The week’s main economic event was the Federal Reserve’s third consecutive rate cut of 2025. Even though the outcome was widely expected, the meeting was one of the most divided in recent years. Three FOMC members formally dissented: two preferred no cut, and one supported a larger 50 basis-point reduction. This was the first time since 2019 that there were three dissenting votes in different directions. These dissents highlight ongoing uncertainty about the appropriate pace of easing, especially since official inflation data for October and November are unavailable due to the government shutdown.

The Committee’s statement offered little urgency about the next move, noting that members continue to debate “the extent and timing of additional adjustments.” The updated Summary of Economic Projections (SEP) reinforced this caution. The Fed’s median outlook still shows only one interest rate cut in 2026, unchanged from September’s meeting, while individual projections revealed unusually wide divergence. Forecasts for unemployment remained steady at 4.4%, inflation expectations edged slightly lower, and growth projections moved modestly higher—an incremental improvement, but not enough to meaningfully shift the longer-term policy debate.

One notable development was the Fed’s announcement that it will begin purchasing $40 billion worth of Treasury bills per month.

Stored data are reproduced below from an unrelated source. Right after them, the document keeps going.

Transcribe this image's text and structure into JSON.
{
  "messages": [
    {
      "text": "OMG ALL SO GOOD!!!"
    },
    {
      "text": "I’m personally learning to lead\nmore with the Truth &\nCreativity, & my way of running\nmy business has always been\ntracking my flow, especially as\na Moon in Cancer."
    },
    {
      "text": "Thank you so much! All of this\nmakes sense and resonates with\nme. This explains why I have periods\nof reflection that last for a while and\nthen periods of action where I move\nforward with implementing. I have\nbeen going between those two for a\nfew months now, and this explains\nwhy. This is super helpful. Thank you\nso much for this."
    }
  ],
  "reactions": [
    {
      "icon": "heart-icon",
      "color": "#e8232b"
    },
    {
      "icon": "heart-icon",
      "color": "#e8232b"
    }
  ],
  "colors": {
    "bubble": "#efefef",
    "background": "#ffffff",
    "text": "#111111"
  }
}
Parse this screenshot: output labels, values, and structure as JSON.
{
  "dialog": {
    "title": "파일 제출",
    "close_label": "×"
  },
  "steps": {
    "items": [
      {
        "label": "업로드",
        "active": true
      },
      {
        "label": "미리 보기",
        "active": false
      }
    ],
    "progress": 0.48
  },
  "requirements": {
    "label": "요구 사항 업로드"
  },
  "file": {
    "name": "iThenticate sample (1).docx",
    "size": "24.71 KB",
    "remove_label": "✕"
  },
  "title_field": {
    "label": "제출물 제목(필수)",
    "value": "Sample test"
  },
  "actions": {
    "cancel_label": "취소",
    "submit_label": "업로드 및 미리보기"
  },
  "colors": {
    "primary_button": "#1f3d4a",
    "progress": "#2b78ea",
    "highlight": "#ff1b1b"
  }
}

Framed explicitly as a technical step rather than a policy signal, the added liquidity still provides some support to financial conditions during a time when market functioning and reserve balances have been key areas of focus.

Market reaction was also influenced by Chair Powell’s press conference remarks, including his view that federal jobs data may be overstating employment strength by as much as 60,000 jobs per month. If true, this suggests that job growth has been slightly negative rather than modestly positive recently, supporting the Fed’s case that precautionary easing is justified even before inflation reaches its target.

Globally, the monetary policy landscape is tilting more hawkish. Australia, Canada, and New Zealand joined Japan last week in seeing higher policy rates priced into their respective forward curves, while European Central Bank (ECB) official Isabel Schnabel stated she is comfortable with market expectations for a potential next move being a hike. The Reserve Bank of Australia left rates unchanged but flagged upside inflation risks, and ahead of next week’s expected Bank of Japan hike, Governor Ueda offered no pushback, citing Japan’s resilience to U.S. tariff shocks and inflation that continues to move toward the target.

Against this backdrop, the Fed’s comparatively less hawkish tone stands out, offering a counterbalance to the global drift toward tighter stances while maintaining its commitment to a data-dependent approach.

Conclusion

Equity markets are entering the final stretch of 2025 from a position of notable strength. Record highs in the S&P 500 and the Dow, combined with improving breadth due to participation from small caps and value-oriented cyclicals, depict a healthier, more balanced market landscape. The Fed’s latest move reduces the risk of overtightening. It reaffirms a willingness to support the economy as labor-market conditions cool. However, the unusually high number of dissents highlights increasing internal debate and suggests that the bar for additional cuts may now be higher. The ongoing rotation away from the most richly valued AI beneficiaries toward a broader set of sectors underscores the importance of balanced equity exposure across styles, sectors, and market capitalizations, which is a positive sign for diversified, long-term investors.

In short, monetary policy is incrementally more supportive, leadership is expanding, and the economic environment, though mixed, remains resilient enough to sustain market momentum, provided inflation stays controlled and global risks do not escalate. As we near the New Year, investors will focus on the appointment of a new Fed Chair and the 2026 U.S. midterm elections.